- film poster
- 七俠五義
- Directed by: Hsu Tseng-hung
- Written by: Ting Shan-hsi
- Based on: The Seven Heroes and Five Gallants by Shi Yukun
- Produced by: Run Run Shaw
- Starring: Chang Yi; Chiao Chuang; Ting Hung;
- Cinematography: Wang Yung-loong
- Edited by: Chiang Hsing-loong
- Music by: Wang Chu-jen
- Production company: Shaw Brothers Studio
- Release date: 5 December 1967;
- Running time: 83 minutes
- Country: Hong Kong
- Language: Mandarin

= King Cat =

1967 Hong Kong film by Hsu Tseng-hung

King Cat is a 1967 Hong Kong wuxia film loosely adapted from the 19th-century novel The Seven Heroes and Five Gallants by Shi Yukun. It was directed by Hsu Tseng-hung, produced by the Shaw Brothers Studio, and starred Chang Yi, Chiao Chuang, and Ting Hung.

== Synopsis ==
The film is set in 11th-century China during the Song dynasty. Pang Ji, the corrupt grand tutor, sends assassins to kill Bao Zheng, the upright prefect of the imperial capital Kaifeng, in revenge for sentencing his son to death. Zhan Zhao, a chivalrous knight-errant, saves Bao and receives the honorary title "King Cat" from Emperor Renzong. This incurs the jealousy and anger of "Brocade-Coated Rat" Bai Yutang, who takes his three sworn brothers – "Earth-Piercing Rat" Han Zhang, "Mountain-Boring Rat" Xu Qing, and "River-Overturning Rat" Jiang Ping – to Kaifeng to steal a treasure from the imperial palace and lure Zhan to fight them.

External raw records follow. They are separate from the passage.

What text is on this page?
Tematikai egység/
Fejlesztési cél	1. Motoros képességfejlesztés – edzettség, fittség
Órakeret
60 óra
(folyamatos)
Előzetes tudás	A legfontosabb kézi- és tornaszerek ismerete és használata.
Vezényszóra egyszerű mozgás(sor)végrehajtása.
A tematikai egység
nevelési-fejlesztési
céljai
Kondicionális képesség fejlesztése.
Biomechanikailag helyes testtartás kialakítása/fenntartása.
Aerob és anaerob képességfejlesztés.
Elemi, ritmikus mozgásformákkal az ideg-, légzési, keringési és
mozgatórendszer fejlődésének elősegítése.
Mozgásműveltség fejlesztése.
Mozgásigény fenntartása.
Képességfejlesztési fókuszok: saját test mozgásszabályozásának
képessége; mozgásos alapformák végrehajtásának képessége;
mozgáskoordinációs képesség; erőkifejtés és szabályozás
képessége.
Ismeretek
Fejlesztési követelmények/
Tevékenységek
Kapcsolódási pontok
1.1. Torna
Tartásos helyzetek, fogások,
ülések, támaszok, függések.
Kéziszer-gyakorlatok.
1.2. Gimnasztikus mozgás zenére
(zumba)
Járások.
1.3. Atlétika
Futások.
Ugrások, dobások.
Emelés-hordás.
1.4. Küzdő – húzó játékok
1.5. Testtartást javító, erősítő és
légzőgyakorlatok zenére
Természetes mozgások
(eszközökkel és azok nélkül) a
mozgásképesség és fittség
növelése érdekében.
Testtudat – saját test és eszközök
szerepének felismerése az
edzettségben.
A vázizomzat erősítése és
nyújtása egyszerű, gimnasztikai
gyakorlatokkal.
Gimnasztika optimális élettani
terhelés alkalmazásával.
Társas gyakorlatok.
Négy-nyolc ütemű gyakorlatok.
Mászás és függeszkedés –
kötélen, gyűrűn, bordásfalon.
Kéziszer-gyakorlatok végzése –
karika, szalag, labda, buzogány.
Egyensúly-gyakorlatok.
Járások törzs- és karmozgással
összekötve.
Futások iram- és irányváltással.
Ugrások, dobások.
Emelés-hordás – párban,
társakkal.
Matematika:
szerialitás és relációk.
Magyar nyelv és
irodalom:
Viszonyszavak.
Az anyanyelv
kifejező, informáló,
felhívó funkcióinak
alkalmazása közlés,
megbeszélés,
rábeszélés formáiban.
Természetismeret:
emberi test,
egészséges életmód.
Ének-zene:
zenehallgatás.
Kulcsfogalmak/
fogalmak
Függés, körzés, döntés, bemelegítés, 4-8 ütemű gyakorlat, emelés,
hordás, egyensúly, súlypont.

On their way home, the four Rats are confronted by Bai's girlfriend, "Nine-Tailed Phoenix" Ding Yuehua, who accuses them of raping and killing three palace maids during their heist. Infuriated by her lack of trust in them, Bai admits to the crimes and breaks up with Ding. The real culprit, however, is "Flowery Butterfly" Hua Chong, who is plotting with Pang Ji and his daughter Consort Pang to overthrow Emperor Renzong.

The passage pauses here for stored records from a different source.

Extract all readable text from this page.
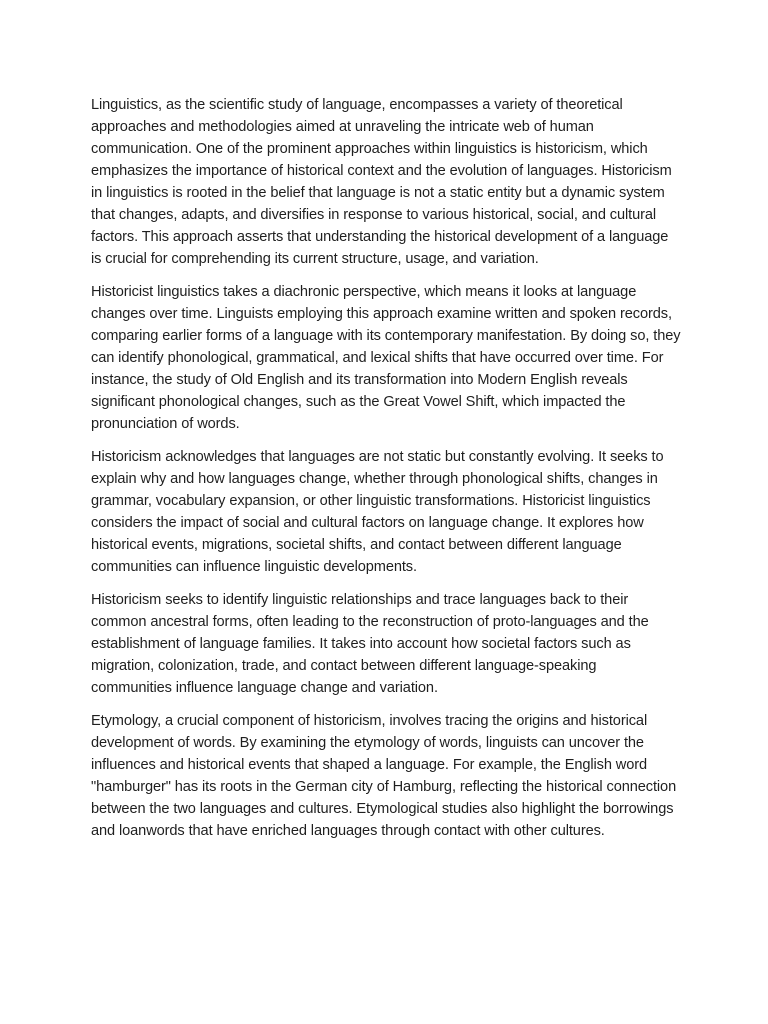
Linguistics, as the scientific study of language, encompasses a variety of theoretical approaches and methodologies aimed at unraveling the intricate web of human communication. One of the prominent approaches within linguistics is historicism, which emphasizes the importance of historical context and the evolution of languages. Historicism in linguistics is rooted in the belief that language is not a static entity but a dynamic system that changes, adapts, and diversifies in response to various historical, social, and cultural factors. This approach asserts that understanding the historical development of a language is crucial for comprehending its current structure, usage, and variation.

Historicist linguistics takes a diachronic perspective, which means it looks at language changes over time. Linguists employing this approach examine written and spoken records, comparing earlier forms of a language with its contemporary manifestation. By doing so, they can identify phonological, grammatical, and lexical shifts that have occurred over time. For instance, the study of Old English and its transformation into Modern English reveals significant phonological changes, such as the Great Vowel Shift, which impacted the pronunciation of words.

Historicism acknowledges that languages are not static but constantly evolving. It seeks to explain why and how languages change, whether through phonological shifts, changes in grammar, vocabulary expansion, or other linguistic transformations. Historicist linguistics considers the impact of social and cultural factors on language change. It explores how historical events, migrations, societal shifts, and contact between different language communities can influence linguistic developments.

Historicism seeks to identify linguistic relationships and trace languages back to their common ancestral forms, often leading to the reconstruction of proto-languages and the establishment of language families. It takes into account how societal factors such as migration, colonization, trade, and contact between different language-speaking communities influence language change and variation.

Etymology, a crucial component of historicism, involves tracing the origins and historical development of words. By examining the etymology of words, linguists can uncover the influences and historical events that shaped a language. For example, the English word "hamburger" has its roots in the German city of Hamburg, reflecting the historical connection between the two languages and cultures. Etymological studies also highlight the borrowings and loanwords that have enriched languages through contact with other cultures.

Hua tries to rape Ding, but flees when Zhan stops him. Ding, still believing that Bai is guilty, informs Zhan, who travels to the island where the four Rats and their fifth sworn brother – "Sky-Penetrating Rat" Lu Fang – are based. Zhan gets trapped under a fish pond, but is saved later by Ding and her two brothers Ding Zhaolan and Ding Zhaohui. Zhan clears the misunderstanding with the Rats. Jiang recalls overhearing a plot by Hua to rape Princess Yong'an when she visits a monastery.

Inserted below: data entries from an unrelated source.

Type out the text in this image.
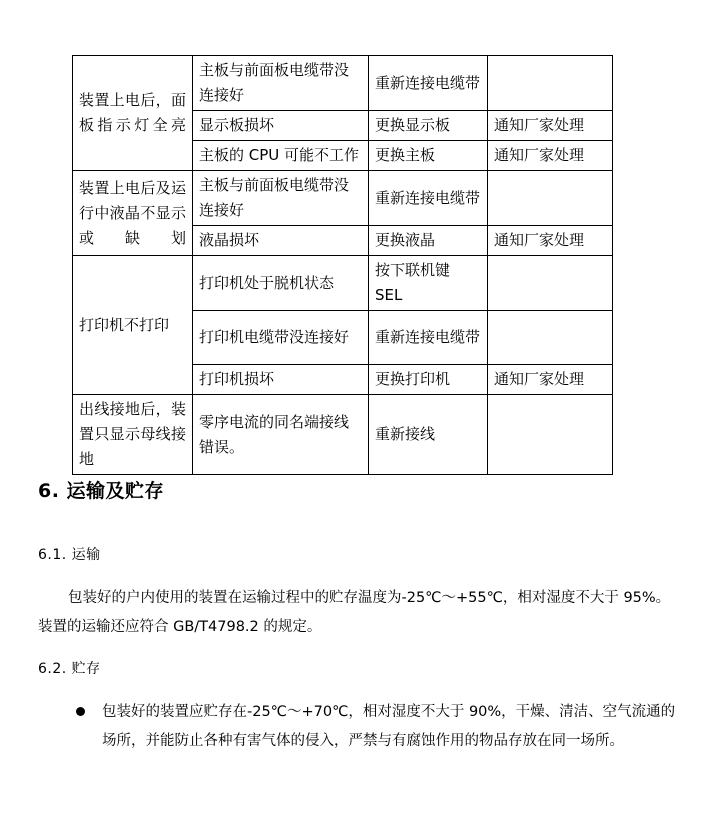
装置上电后，面板指示灯全亮	主板与前面板电缆带没连接好	重新连接电缆带	

	显示板损坏	更换显示板	通知厂家处理

	主板的 CPU 可能不工作	更换主板	通知厂家处理

装置上电后及运行中液晶不显示或缺划	主板与前面板电缆带没连接好	重新连接电缆带	

	液晶损坏	更换液晶	通知厂家处理

打印机不打印	打印机处于脱机状态	按下联机键 SEL	

	打印机电缆带没连接好	重新连接电缆带	

	打印机损坏	更换打印机	通知厂家处理

出线接地后，装置只显示母线接地	零序电流的同名端接线错误。	重新接线	

6. 运输及贮存
6.1. 运输

包装好的户内使用的装置在运输过程中的贮存温度为-25℃～+55℃，相对湿度不大于 95%。装置的运输还应符合 GB/T4798.2 的规定。

6.2. 贮存

包装好的装置应贮存在-25℃～+70℃，相对湿度不大于 90%，干燥、清洁、空气流通的场所，并能防止各种有害气体的侵入，严禁与有腐蚀作用的物品存放在同一场所。
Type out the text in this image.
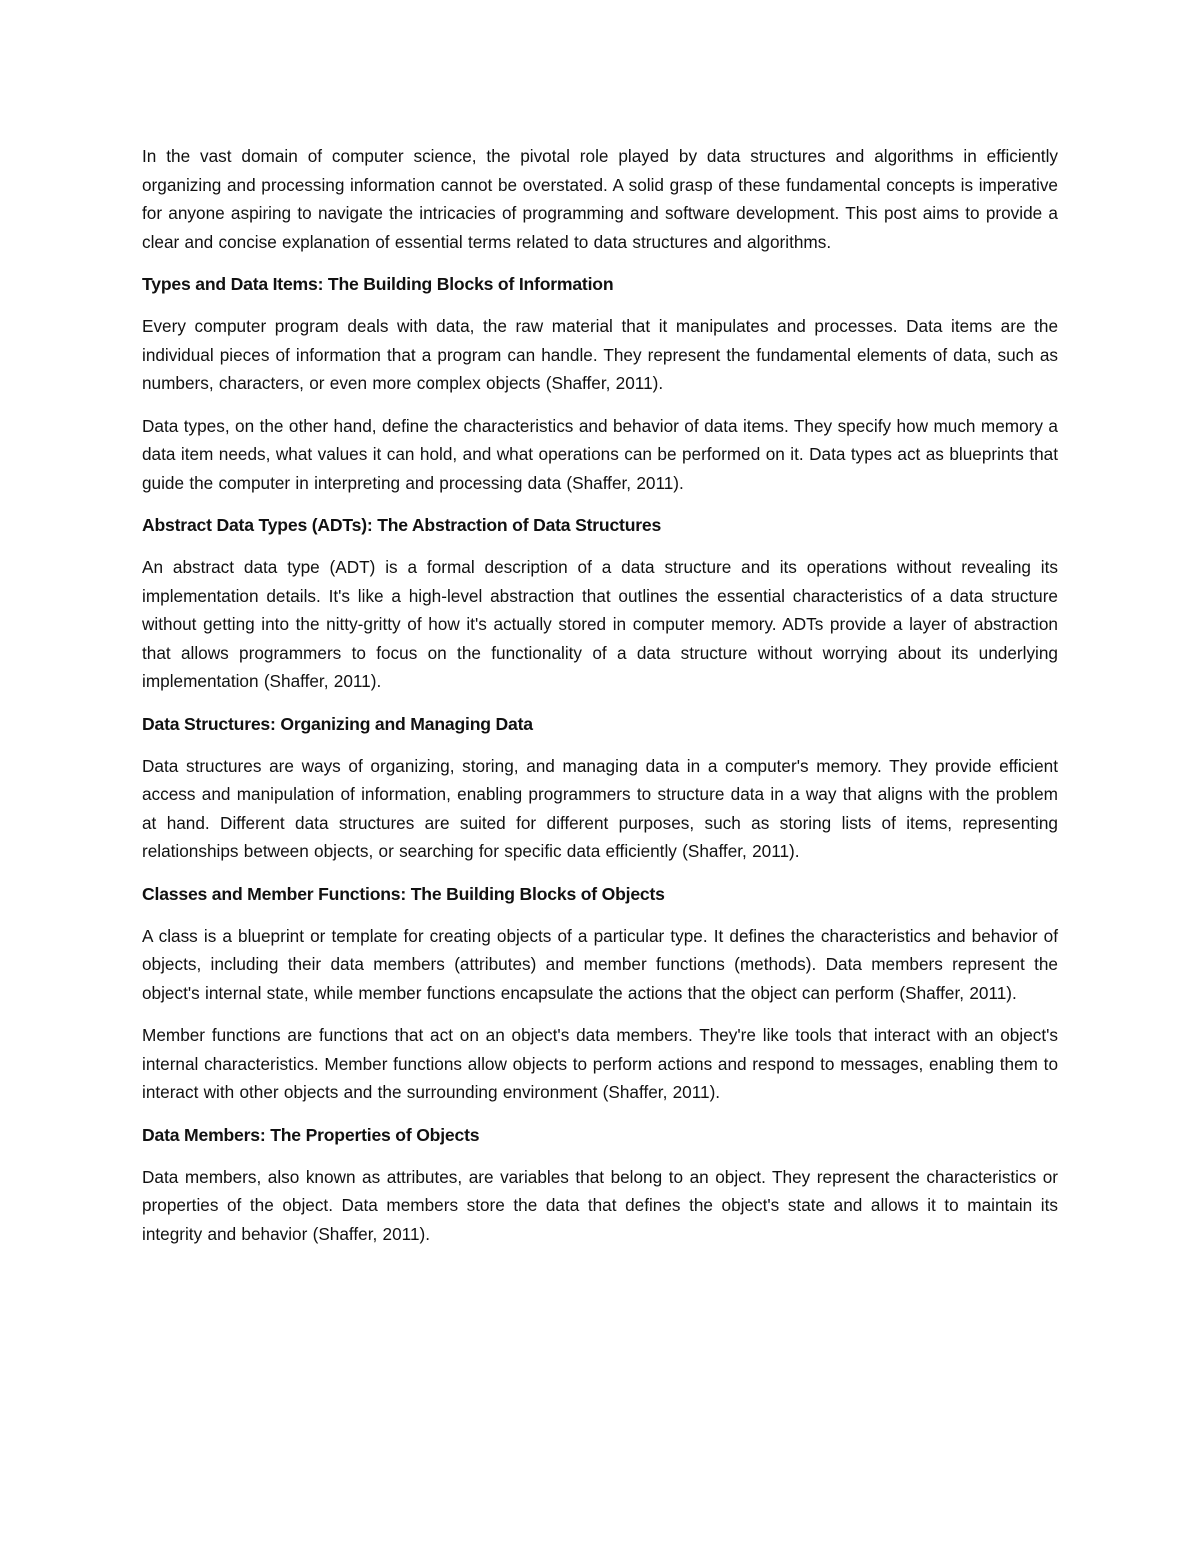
In the vast domain of computer science, the pivotal role played by data structures and algorithms in efficiently organizing and processing information cannot be overstated. A solid grasp of these fundamental concepts is imperative for anyone aspiring to navigate the intricacies of programming and software development. This post aims to provide a clear and concise explanation of essential terms related to data structures and algorithms.

Types and Data Items: The Building Blocks of Information

Every computer program deals with data, the raw material that it manipulates and processes. Data items are the individual pieces of information that a program can handle. They represent the fundamental elements of data, such as numbers, characters, or even more complex objects (Shaffer, 2011).

Data types, on the other hand, define the characteristics and behavior of data items. They specify how much memory a data item needs, what values it can hold, and what operations can be performed on it. Data types act as blueprints that guide the computer in interpreting and processing data (Shaffer, 2011).

Abstract Data Types (ADTs): The Abstraction of Data Structures

An abstract data type (ADT) is a formal description of a data structure and its operations without revealing its implementation details. It's like a high-level abstraction that outlines the essential characteristics of a data structure without getting into the nitty-gritty of how it's actually stored in computer memory. ADTs provide a layer of abstraction that allows programmers to focus on the functionality of a data structure without worrying about its underlying implementation (Shaffer, 2011).

Data Structures: Organizing and Managing Data

Data structures are ways of organizing, storing, and managing data in a computer's memory. They provide efficient access and manipulation of information, enabling programmers to structure data in a way that aligns with the problem at hand. Different data structures are suited for different purposes, such as storing lists of items, representing relationships between objects, or searching for specific data efficiently (Shaffer, 2011).

Classes and Member Functions: The Building Blocks of Objects

A class is a blueprint or template for creating objects of a particular type. It defines the characteristics and behavior of objects, including their data members (attributes) and member functions (methods). Data members represent the object's internal state, while member functions encapsulate the actions that the object can perform (Shaffer, 2011).

Member functions are functions that act on an object's data members. They're like tools that interact with an object's internal characteristics. Member functions allow objects to perform actions and respond to messages, enabling them to interact with other objects and the surrounding environment (Shaffer, 2011).

Data Members: The Properties of Objects

Data members, also known as attributes, are variables that belong to an object. They represent the characteristics or properties of the object. Data members store the data that defines the object's state and allows it to maintain its integrity and behavior (Shaffer, 2011).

The heroes and gallants team up and save the princess at the monastery, but discover that it is occupied by rebel forces. With support from imperial forces sent by Bao, they defeat the rebels and kill Hua. The Five Rats then return the treasure they stole, and Zhan starts a romantic relationship with Ding.